Dale Williams was raised in a working-class Catholic family in suburban Baltimore in the 1960s. In 7th grade a nun at the parochial school he attended introduced the class to drawing and painting with oil pastels. When he won an honorable mention for a work called “My Grave” in a school-wide exhibition he decided to keep making pictures.

Williams’s paintings, drawings, and books usually depict figures, largely imaginary, and often contain traces of writing, legible and illegible. His art aims to create a contemporary mythos – an imaginal way of understanding and explaining the world. The figures, and the work itself, bear evidence of distress: empathy for the beaten and lowly is embodied in these creations of emotional immediacy.


Williams has exhibited in venues in the New York City area for many years, such as the Drawing Center, Kentler International Drawing Space, and the BRIC Rotunda Gallery. His last one-person show, "Fear Not To Appear", which highlighted early work from 1980–1997, was held at Gowanus Loft in April 2016. His work has been published in BOMB, Ecotone, Weirderary, A Bad Penny Review and other print and online journals. He is a 2014 fellow in Printmaking/Drawing/Book Arts from the New York Foundation for the Arts. His work is currently represented by the Vanderbilt Republic creative agency/artist cooperative.

Artist Statement on "Benefactor" (cover art)

Although "Benefactor" offers an image that is replete with intention, I had no clear idea of how it would look when I began. Images of deer have long had a grip on my imagination, such as the deer masks of Siberian shamanism and Tibetan Buddhism, and in works of western art that represent deer such as Pisanello’s and Albrecht Dürer’s pictures of St. Eustace. But preceding my interest in such images — and perhaps influential on my lifelong fascination with them — are two dreams from my youth.

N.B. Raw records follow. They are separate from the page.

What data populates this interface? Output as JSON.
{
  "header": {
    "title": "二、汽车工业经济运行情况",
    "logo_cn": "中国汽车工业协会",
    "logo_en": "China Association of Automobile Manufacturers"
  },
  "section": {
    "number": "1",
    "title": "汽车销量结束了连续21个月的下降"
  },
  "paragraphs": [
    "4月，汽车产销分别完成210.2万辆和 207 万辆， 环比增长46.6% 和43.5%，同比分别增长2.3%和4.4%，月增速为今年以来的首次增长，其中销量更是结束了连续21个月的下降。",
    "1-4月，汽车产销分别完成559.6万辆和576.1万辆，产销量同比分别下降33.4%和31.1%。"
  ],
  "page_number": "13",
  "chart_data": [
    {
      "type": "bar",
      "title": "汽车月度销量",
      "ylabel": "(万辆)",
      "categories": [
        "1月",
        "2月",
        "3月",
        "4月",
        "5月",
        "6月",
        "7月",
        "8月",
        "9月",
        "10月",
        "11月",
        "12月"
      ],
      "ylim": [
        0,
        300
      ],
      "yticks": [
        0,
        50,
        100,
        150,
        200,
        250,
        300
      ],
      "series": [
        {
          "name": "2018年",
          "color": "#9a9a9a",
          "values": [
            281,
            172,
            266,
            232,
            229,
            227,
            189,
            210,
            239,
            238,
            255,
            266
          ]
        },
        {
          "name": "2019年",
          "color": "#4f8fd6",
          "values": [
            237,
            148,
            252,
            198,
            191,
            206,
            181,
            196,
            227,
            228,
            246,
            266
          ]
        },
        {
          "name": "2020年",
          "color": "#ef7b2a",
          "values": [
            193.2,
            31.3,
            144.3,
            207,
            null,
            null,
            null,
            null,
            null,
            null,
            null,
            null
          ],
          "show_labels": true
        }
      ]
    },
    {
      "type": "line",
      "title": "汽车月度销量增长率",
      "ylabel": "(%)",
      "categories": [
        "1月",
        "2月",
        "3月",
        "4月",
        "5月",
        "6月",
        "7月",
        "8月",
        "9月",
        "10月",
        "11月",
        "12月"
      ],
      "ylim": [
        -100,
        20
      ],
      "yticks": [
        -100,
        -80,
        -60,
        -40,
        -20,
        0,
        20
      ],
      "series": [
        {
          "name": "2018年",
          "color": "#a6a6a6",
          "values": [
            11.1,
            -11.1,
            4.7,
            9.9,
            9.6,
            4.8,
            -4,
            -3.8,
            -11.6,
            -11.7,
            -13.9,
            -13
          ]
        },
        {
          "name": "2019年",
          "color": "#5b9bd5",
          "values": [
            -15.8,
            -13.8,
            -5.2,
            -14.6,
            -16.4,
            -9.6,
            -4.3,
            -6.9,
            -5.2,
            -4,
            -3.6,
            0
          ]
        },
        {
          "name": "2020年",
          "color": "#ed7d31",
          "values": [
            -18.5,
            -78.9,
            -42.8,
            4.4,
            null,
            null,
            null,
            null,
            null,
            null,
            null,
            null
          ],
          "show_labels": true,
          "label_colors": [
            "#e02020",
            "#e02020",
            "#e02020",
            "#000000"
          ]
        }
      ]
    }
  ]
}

In the first dream I can recall, from age five, I was chased off a cliff by a giant white deer. As I fell, I awoke, and thus this dream is as vivid now as the night I had it. In college I dreamed of a deer running towards me from the far distance of a wilderness solitude through the waters of a very shallow and wide river at dusk. As the deer neared me it fell, and gashed open its chest on a large rock. It sprang up instantly and continued to run, bleeding. As it passed, I said aloud to myself in the dream, "that’s me."

"Benefactor" is the first image I have ever made of a deer. The papers scattered on the ground are poems. I interpret these in two ways: the deer is unaware of its creativity and the writings are natural outpourings of its prolific nature; or, the deer in its battered state neglects its own creative abundance, perhaps as it has itself been neglected.